Lima es esa ciudad de paso a la que de forma inevitable han de llegar todos los turistas que eligen Perú como destino de vacaciones. Lo más habitual es aterrizar en la capital y pasar algún día, o incluso sólo unas horas, antes de emprender un tour más o menos largo que incluya diferentes paradas y, como no puede ser de otro modo, que acabe con la obligada visita a Machu Pichu. 

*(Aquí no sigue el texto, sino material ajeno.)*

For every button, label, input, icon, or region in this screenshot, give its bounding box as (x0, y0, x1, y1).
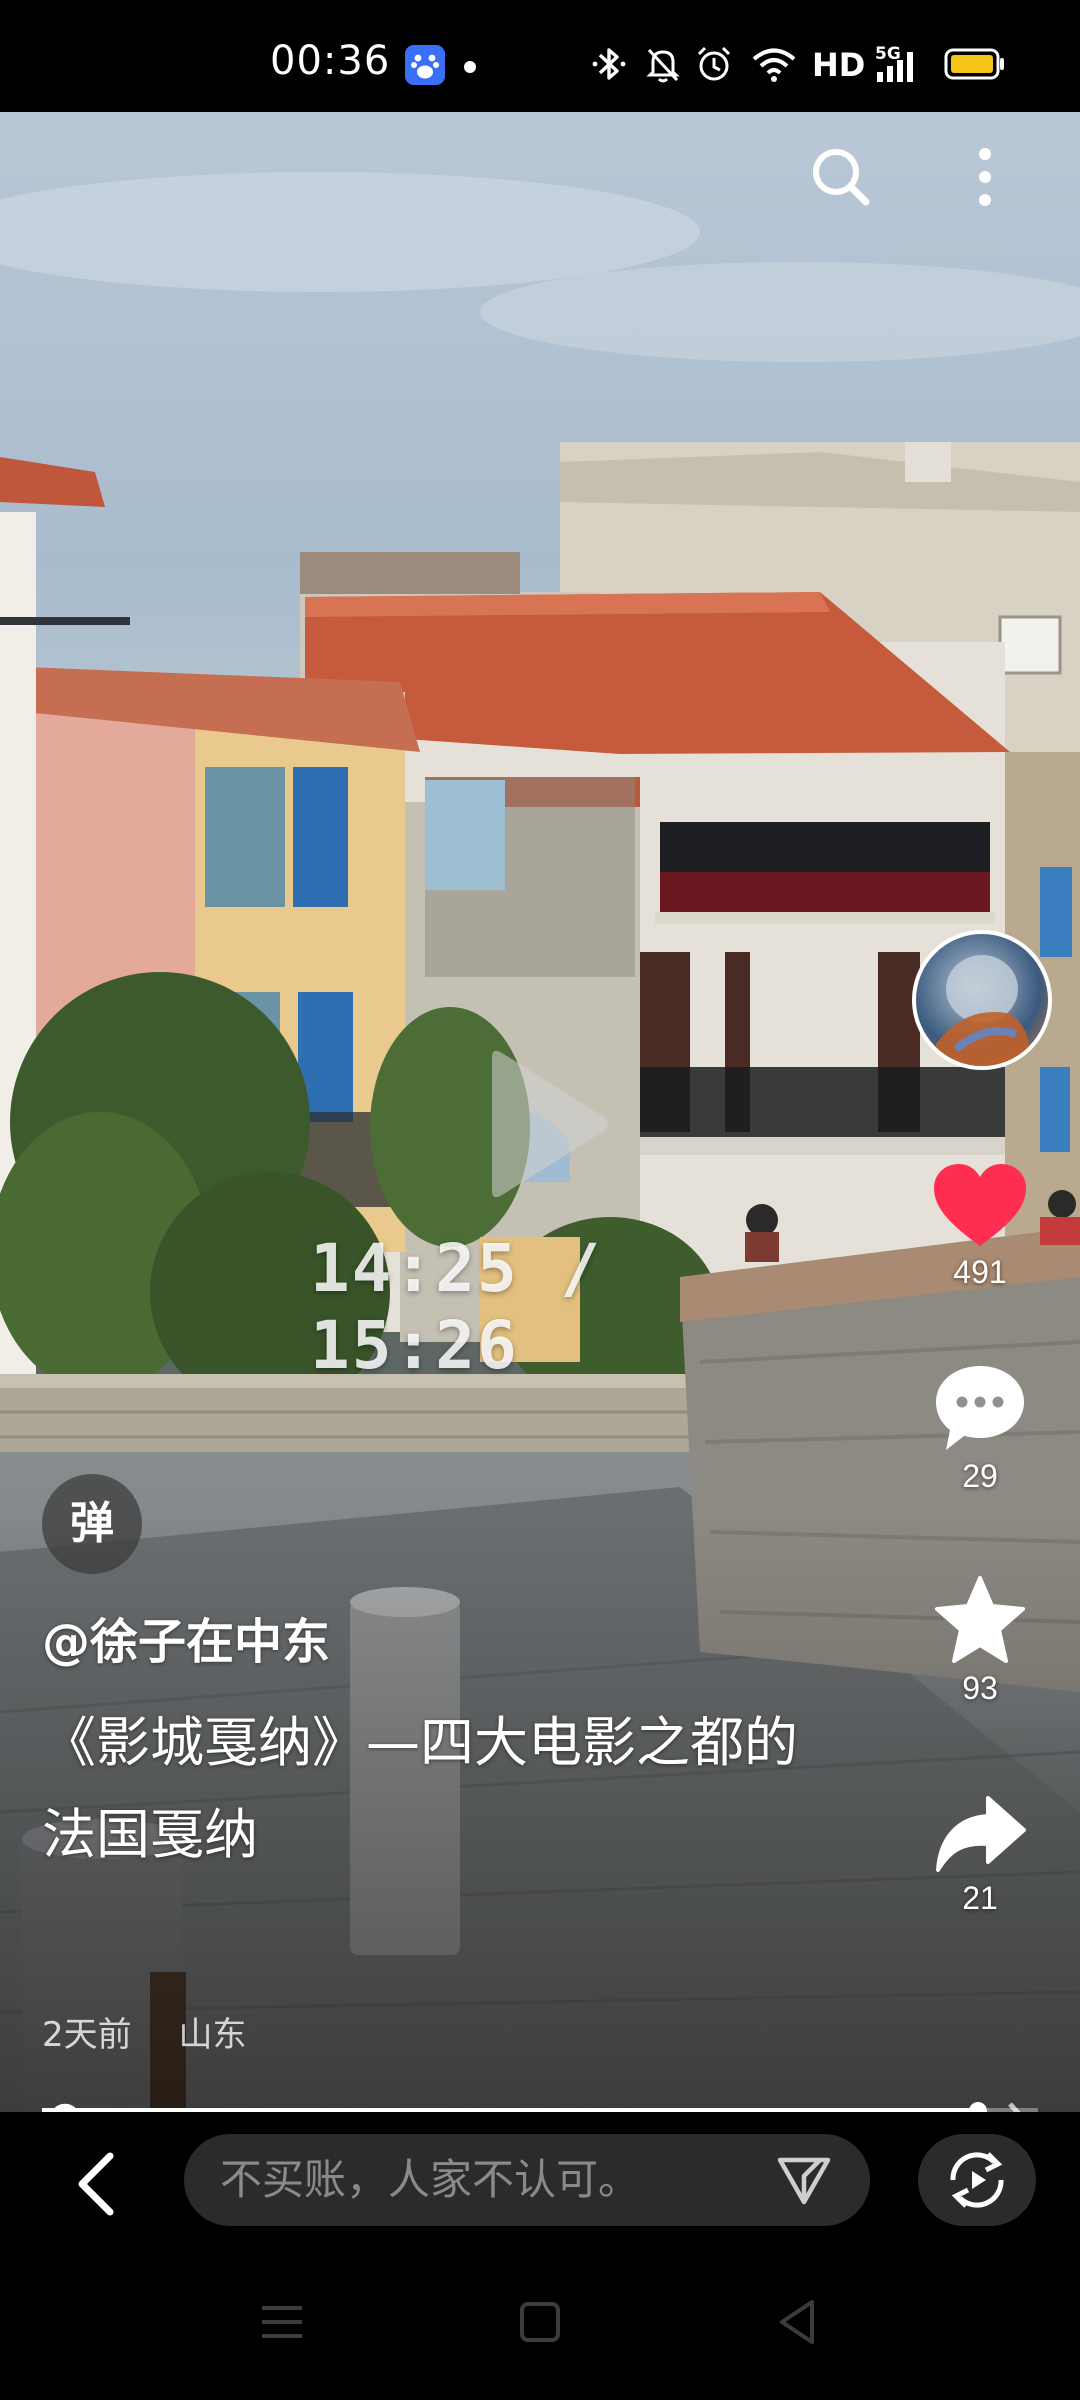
wifi-icon (752, 48, 796, 82)
video-time-display: 14:25 / 15:26 (310, 1230, 603, 1384)
post-meta: 2天前 山东 (42, 2007, 282, 2056)
favorite-action[interactable]: 93 (920, 1574, 1040, 1707)
search-icon[interactable] (806, 142, 876, 212)
menu-nav-icon[interactable] (252, 2292, 312, 2352)
video-area[interactable]: 14:25 / 15:26 491 29 93 21 弹 @徐子在中东 《影城戛… (0, 112, 1080, 2112)
like-count: 491 (953, 1254, 1007, 1290)
author-avatar[interactable] (912, 930, 1052, 1070)
status-time: 00:36 (270, 38, 391, 84)
author-handle[interactable]: @徐子在中东 (42, 1602, 330, 1672)
home-nav-icon[interactable] (510, 2292, 570, 2352)
video-title[interactable]: 《影城戛纳》—四大电影之都的法国戛纳 (42, 1697, 822, 1881)
share-action[interactable]: 21 (920, 1792, 1040, 1917)
status-bar: 00:36 HD 5G (0, 0, 1080, 112)
comment-count: 29 (962, 1458, 998, 1494)
autoplay-toggle-button[interactable] (918, 2134, 1036, 2226)
favorite-count: 93 (962, 1670, 998, 1706)
battery-icon (944, 48, 1004, 80)
comment-action[interactable]: 29 (920, 1362, 1040, 1495)
heart-icon[interactable] (932, 1162, 1028, 1250)
back-nav-icon[interactable] (768, 2292, 828, 2352)
like-action[interactable]: 491 (920, 1162, 1040, 1291)
share-icon[interactable] (932, 1792, 1028, 1876)
hd-label: HD (812, 46, 866, 84)
back-arrow-icon[interactable] (60, 2144, 140, 2224)
system-navigation-bar (0, 2252, 1080, 2400)
baidu-app-icon (405, 45, 445, 85)
comment-icon[interactable] (932, 1362, 1028, 1454)
refresh-play-icon (950, 2152, 1004, 2208)
post-time: 2天前 (42, 2015, 132, 2055)
video-player-screen: 00:36 HD 5G 14:25 / 15:26 491 29 93 21 弹… (0, 0, 1080, 2400)
play-icon[interactable] (482, 1047, 612, 1202)
share-count: 21 (962, 1880, 998, 1916)
notification-dot (464, 61, 476, 73)
comment-input[interactable] (184, 2134, 870, 2226)
post-location: 山东 (178, 2015, 247, 2055)
star-icon[interactable] (932, 1574, 1028, 1666)
bluetooth-icon (592, 48, 626, 80)
comment-bar (0, 2112, 1080, 2252)
more-icon[interactable] (960, 142, 1010, 212)
alarm-icon (697, 46, 731, 81)
danmaku-toggle-button[interactable]: 弹 (42, 1474, 142, 1574)
signal-icon (877, 52, 913, 82)
send-danmaku-icon[interactable] (776, 2156, 832, 2206)
mute-icon (646, 48, 680, 83)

A priori, es una ciudad sin más importancia que la de servir de conexión entre Perú y el resto de países del mundo. Sin embargo, en mi caso particular, esta ciudad "de paso" se ha convertido en un lugar de lo más especial, tal y como explico más adelante. Considero que ya ha pasado un tiempo prudencial para poder hablar de todo lo vivido allí y, además, quiero hacerlo. Me lo debo. Y voy a contarlo todo desde el principio, así que abróchense los cinturones porque el viaje va a comenzar...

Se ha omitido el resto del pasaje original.